The ongoing correction in the domestic equity market has put investors in a fix. An aerial view showed that nearly 55 per cent of stocks listed on the exchanges have eroded investors’ wealth since October 19, 2021, when the benchmark BSE Sensex scaled its all-time high of 62,245.43. However, analysts believe that this is an opportune time to build a portfolio.

In an interaction with Business Today, B Gopkumar, managing director and chief executive officer, Axis Securities said that the Russia-Ukraine conflict has allowed investors to increase the exposure to the currently under-allocated equity.

“Our investment strategy in the current environment would be to focus on fundamentals. We recommend staying invested as the long-term story for the Indian market remains intact,” he said.

Asset allocation strategy

While sharing the asset allocation strategy, the market watcher added that investors should focus on the asset allocation based on the risk appetite and the investment timeline. He advised aggressive investors to put 90 per cent of their wealth in equities and 5 per .cent each in gold and debt.

On the other hand, he suggested conservative investors to invest 20 per cent of their money in equities, 70 per cent in gold and 10 per cent in debt. For balanced investors, Gopkumar advised putting 50 per cent of wealth in equities, 35 per cent in debt and 15 per cent in gold.

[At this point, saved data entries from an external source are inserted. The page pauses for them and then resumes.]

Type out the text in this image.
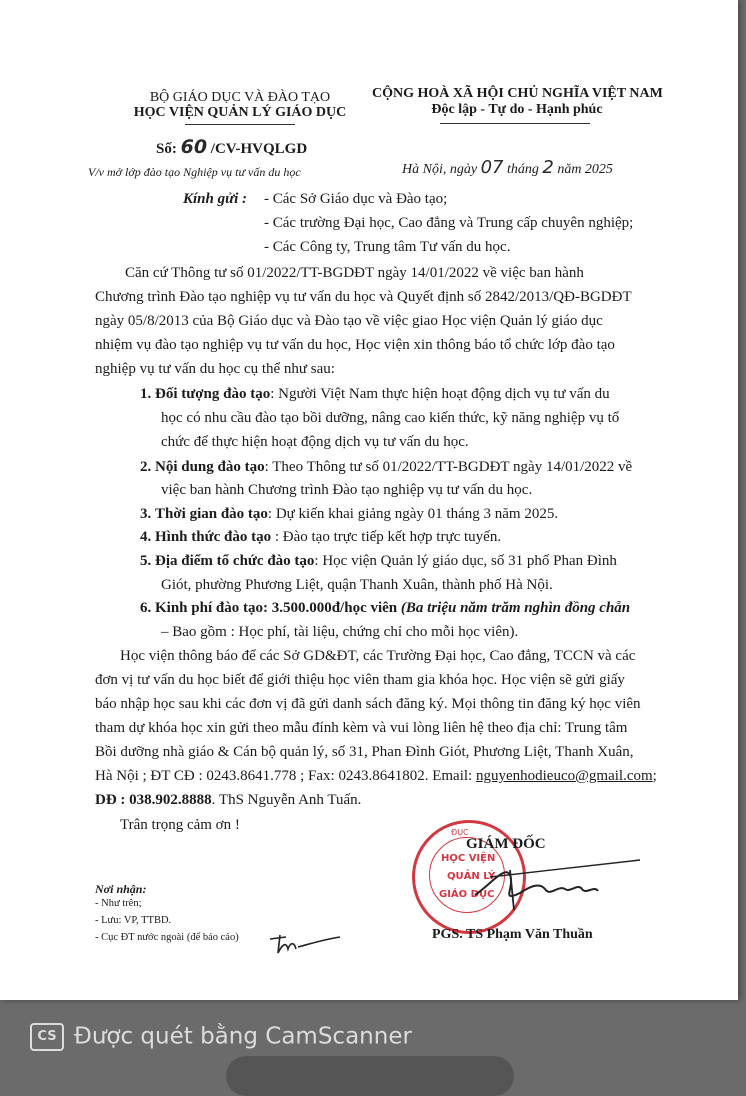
BỘ GIÁO DỤC VÀ ĐÀO TẠO
HỌC VIỆN QUẢN LÝ GIÁO DỤC
CỘNG HOÀ XÃ HỘI CHỦ NGHĨA VIỆT NAM
Độc lập - Tự do - Hạnh phúc
Số: 60 /CV-HVQLGD
V/v mở lớp đào tạo Nghiệp vụ tư vấn du học	Hà Nội, ngày 07 tháng 2 năm 2025
Kính gửi : - Các Sở Giáo dục và Đào tạo;
- Các trường Đại học, Cao đẳng và Trung cấp chuyên nghiệp;
- Các Công ty, Trung tâm Tư vấn du học.
Căn cứ Thông tư số 01/2022/TT-BGDĐT ngày 14/01/2022 về việc ban hành
Chương trình Đào tạo nghiệp vụ tư vấn du học và Quyết định số 2842/2013/QĐ-BGDĐT
ngày 05/8/2013 của Bộ Giáo dục và Đào tạo về việc giao Học viện Quản lý giáo dục
nhiệm vụ đào tạo nghiệp vụ tư vấn du học, Học viện xin thông báo tổ chức lớp đào tạo
nghiệp vụ tư vấn du học cụ thể như sau:
1. Đối tượng đào tạo: Người Việt Nam thực hiện hoạt động dịch vụ tư vấn du
học có nhu cầu đào tạo bồi dưỡng, nâng cao kiến thức, kỹ năng nghiệp vụ tổ
chức để thực hiện hoạt động dịch vụ tư vấn du học.
2. Nội dung đào tạo: Theo Thông tư số 01/2022/TT-BGDĐT ngày 14/01/2022 về
việc ban hành Chương trình Đào tạo nghiệp vụ tư vấn du học.
3. Thời gian đào tạo: Dự kiến khai giảng ngày 01 tháng 3 năm 2025.
4. Hình thức đào tạo : Đào tạo trực tiếp kết hợp trực tuyến.
5. Địa điểm tổ chức đào tạo: Học viện Quản lý giáo dục, số 31 phố Phan Đình
Giót, phường Phương Liệt, quận Thanh Xuân, thành phố Hà Nội.
6. Kinh phí đào tạo: 3.500.000đ/học viên (Ba triệu năm trăm nghìn đồng chẵn
– Bao gồm : Học phí, tài liệu, chứng chỉ cho mỗi học viên).
Học viện thông báo để các Sở GD&ĐT, các Trường Đại học, Cao đẳng, TCCN và các
đơn vị tư vấn du học biết để giới thiệu học viên tham gia khóa học. Học viện sẽ gửi giấy
báo nhập học sau khi các đơn vị đã gửi danh sách đăng ký. Mọi thông tin đăng ký học viên
tham dự khóa học xin gửi theo mẫu đính kèm và vui lòng liên hệ theo địa chỉ: Trung tâm
Bồi dưỡng nhà giáo & Cán bộ quản lý, số 31, Phan Đình Giót, Phương Liệt, Thanh Xuân,
Hà Nội ; ĐT CĐ : 0243.8641.778 ; Fax: 0243.8641802. Email: nguyenhodieuco@gmail.com;
DĐ : 038.902.8888. ThS Nguyễn Anh Tuấn.
Trân trọng cảm ơn !	ĐỤC
HỌC VIỆN
QUẢN LÝ
GIÁO DỤC
GIÁM ĐỐC
PGS. TS Phạm Văn Thuần
Nơi nhận:
- Như trên;
- Lưu: VP, TTBD.
- Cục ĐT nước ngoài (để báo cáo)
CS Được quét bằng CamScanner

Likewise, he advised growth investors to invest 70 per cent of their capital in equities and 15 per cent each in gold and debt. However, he also suggested risk-averse investors to avoid equities and invest 70 per cent in debt and 30 per cent in gold.

Where to invest?

Amid the ongoing uncertainty in the global equity market, Gopkumar believes that investors should focus on asset allocation and use this volatility to build long-term positions in quality large and midcap stocks as they become attractive after the recent correction and provide a good entry point.

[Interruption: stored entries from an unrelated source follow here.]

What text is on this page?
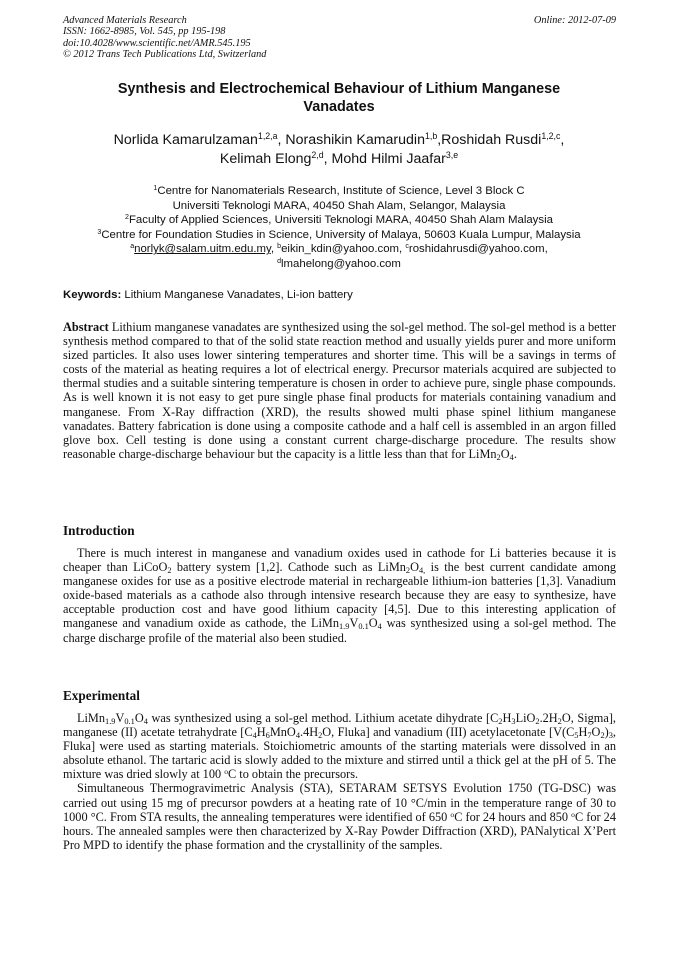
Advanced Materials Research
ISSN: 1662-8985, Vol. 545, pp 195-198
doi:10.4028/www.scientific.net/AMR.545.195
© 2012 Trans Tech Publications Ltd, Switzerland
Online: 2012-07-09
Synthesis and Electrochemical Behaviour of Lithium Manganese
Vanadates
Norlida Kamarulzaman$^{1,2,a}$, Norashikin Kamarudin$^{1,b}$,Roshidah Rusdi$^{1,2,c}$,
Kelimah Elong$^{2,d}$, Mohd Hilmi Jaafar$^{3,e}$
$^1$Centre for Nanomaterials Research, Institute of Science, Level 3 Block C
Universiti Teknologi MARA, 40450 Shah Alam, Selangor, Malaysia
$^2$Faculty of Applied Sciences, Universiti Teknologi MARA, 40450 Shah Alam Malaysia
$^3$Centre for Foundation Studies in Science, University of Malaya, 50603 Kuala Lumpur, Malaysia
$^a$norlyk@salam.uitm.edu.my, $^b$eikin_kdin@yahoo.com, $^c$roshidahrusdi@yahoo.com,
$^d$lmahelong@yahoo.com
Keywords: Lithium Manganese Vanadates, Li-ion battery

Abstract Lithium manganese vanadates are synthesized using the sol-gel method. The sol-gel method is a better synthesis method compared to that of the solid state reaction method and usually yields purer and more uniform sized particles. It also uses lower sintering temperatures and shorter time. This will be a savings in terms of costs of the material as heating requires a lot of electrical energy. Precursor materials acquired are subjected to thermal studies and a suitable sintering temperature is chosen in order to achieve pure, single phase compounds. As is well known it is not easy to get pure single phase final products for materials containing vanadium and manganese. From X-Ray diffraction (XRD), the results showed multi phase spinel lithium manganese vanadates. Battery fabrication is done using a composite cathode and a half cell is assembled in an argon filled glove box. Cell testing is done using a constant current charge-discharge procedure. The results show reasonable charge-discharge behaviour but the capacity is a little less than that for $LiMn_2O_4$.

Introduction

There is much interest in manganese and vanadium oxides used in cathode for Li batteries because it is cheaper than LiCoO$_2$ battery system [1,2]. Cathode such as $LiMn_2O_{4,}$ is the best current candidate among manganese oxides for use as a positive electrode material in rechargeable lithium-ion batteries [1,3]. Vanadium oxide-based materials as a cathode also through intensive research because they are easy to synthesize, have acceptable production cost and have good lithium capacity [4,5]. Due to this interesting application of manganese and vanadium oxide as cathode, the $LiMn_{1.9}V_{0.1}O_4$ was synthesized using a sol-gel method. The charge discharge profile of the material also been studied.

Experimental

$LiMn_{1.9}V_{0.1}O_4$ was synthesized using a sol-gel method. Lithium acetate dihydrate [$C_2H_3LiO_2.2H_2O$, Sigma], manganese (II) acetate tetrahydrate [$C_4H_6MnO_4.4H_2O$, Fluka] and vanadium (III) acetylacetonate [$V(C_5H_7O_2)_3$, Fluka] were used as starting materials. Stoichiometric amounts of the starting materials were dissolved in an absolute ethanol. The tartaric acid is slowly added to the mixture and stirred until a thick gel at the pH of 5. The mixture was dried slowly at 100 $^o$C to obtain the precursors.

Simultaneous Thermogravimetric Analysis (STA), SETARAM SETSYS Evolution 1750 (TG-DSC) was carried out using 15 mg of precursor powders at a heating rate of 10 °C/min in the temperature range of 30 to 1000 °C. From STA results, the annealing temperatures were identified of 650 $^o$C for 24 hours and 850 $^o$C for 24 hours. The annealed samples were then characterized by X-Ray Powder Diffraction (XRD), PANalytical X’Pert Pro MPD to identify the phase formation and the crystallinity of the samples.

The 30-share Sensex has plunged nearly 18 per cent to 52,842.75 on March 7, 2022 from its all-time high scaled in October last year. Likewise, the BSE Midcap has also dropped nearly 19 per cent from its lifetime high.

Gopkumar said, “Selected value stocks under metals, commodities and BFSI space are well-placed to deliver superior performance, particularly when we factor in the recent correction in the market.”

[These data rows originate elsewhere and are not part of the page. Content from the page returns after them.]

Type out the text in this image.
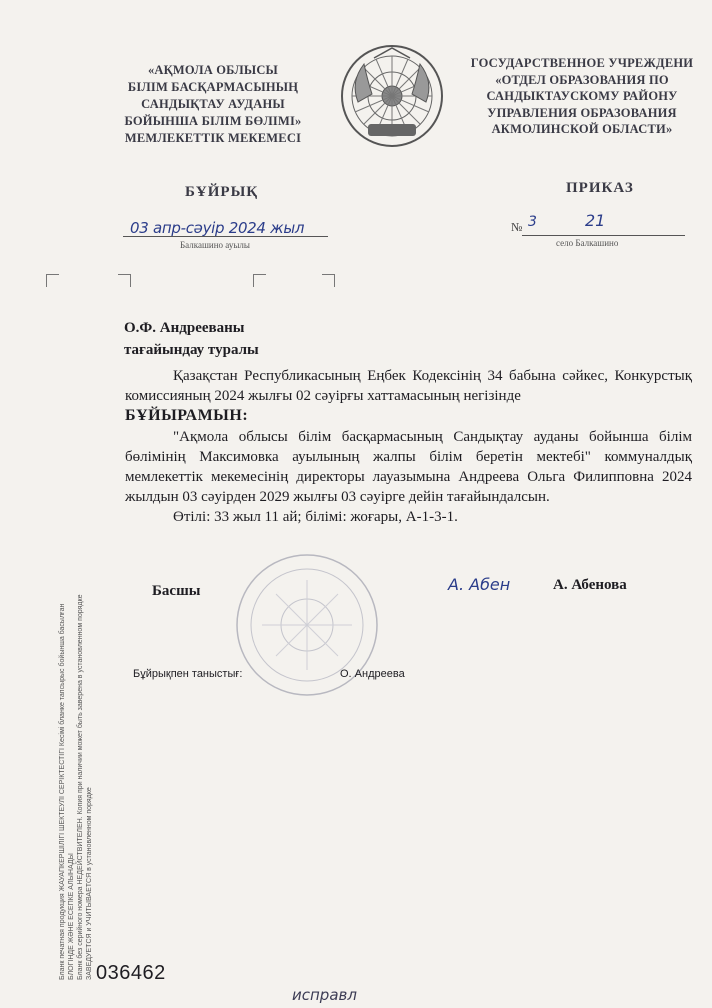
«АҚМОЛА ОБЛЫСЫ
БІЛІМ БАСҚАРМАСЫНЫҢ
САНДЫҚТАУ АУДАНЫ
БОЙЫНША БІЛІМ БӨЛІМІ»
МЕМЛЕКЕТТІК МЕКЕМЕСІ
ГОСУДАРСТВЕННОЕ УЧРЕЖДЕНИ
«ОТДЕЛ ОБРАЗОВАНИЯ ПО
САНДЫКТАУСКОМУ РАЙОНУ
УПРАВЛЕНИЯ ОБРАЗОВАНИЯ
АКМОЛИНСКОЙ ОБЛАСТИ»
БҰЙРЫҚ	ПРИКАЗ
03 апр-сәуір 2024 жыл
Балкашино ауылы
№ 3	21
село Балкашино
О.Ф. Андрееваны
тағайындау туралы

Қазақстан Республикасының Еңбек Кодексінің 34 бабына сәйкес, Конкурстық комиссияның 2024 жылғы 02 сәуірғы хаттамасының негізінде
БҰЙЫРАМЫН:

"Ақмола облысы білім басқармасының Сандықтау ауданы бойынша білім бөлімінің Максимовка ауылының жалпы білім беретін мектебі" коммуналдық мемлекеттік мекемесінің директоры лауазымына Андреева Ольга Филипповна 2024 жылдын 03 сәуірден 2029 жылғы 03 сәуірге дейін тағайындалсын.

Өтілі: 33 жыл 11 ай; білімі: жоғары, А-1-3-1.

Басшы	А. Абен	А. Абенова
Бұйрықпен таныстығ:	О. Андреева
Бланк печатная продукция ЖАУАПКЕРШІЛІГІ ШЕКТЕУЛІ СЕРІКТЕСТІГІ Кесімі бланке тапсырыс бойынша басылған БЛОГІНДЕ ЖӘНЕ ЕСЕПКЕ АЛЫНАДЫ Бланк без серийного номера НЕДЕЙСТВИТЕЛЕН. Копия при наличии может быть заверена в установленном порядке ЗАВЕДУЕТСЯ и УЧИТЫВАЕТСЯ в установленном порядке 036462
исправл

When will FIIs turn buyers again?

Sustained selling by foreign institutional investors (FIIs) and elevated crude oil have also weighed market sentiment since October. They have offloaded shares worth over Rs 1.29 lakh crore between October 1, 2021-March 7, 2022.

He thinks that FII flows in the emerging market will continue to be volatile till the US Fed announces the exact timeline of the rate hike. Most emerging markets are likely to see currency depreciation in the short term.

“Once we enter into a rate hike cycle (as the market knows the exact number of hikes in 2022 and the timeline for the same), the overall fiscal deficit and growth phenomenon will play out. FII will regain confidence in the emerging market, especially India, as robust earnings growth and economic recovery will playout for the remaining 2022,” Gopkumar said, adding the rise in crude prices could also delay the cool-off in inflation in the domestic market, which many expected to be moderate in the second half of 2022.

Market outlook

However, he continues to hold a positive long-term view on the domestic equity market. “The overall boost in the Union Budget 2022-23 expenditure will help deliver broad-based growth in FY23. Cumulative and rolling net profit of NSE 500 universe for the last four quarters touching an all-time high (crossed Rs 9 lakh crore in Q3FY22) is a key positive for the market. We expect Nifty may still hit 20,200 by December 2022,” Gopkumar said. The NSE Nifty index closed at 15,863.15 on March 7, 2022.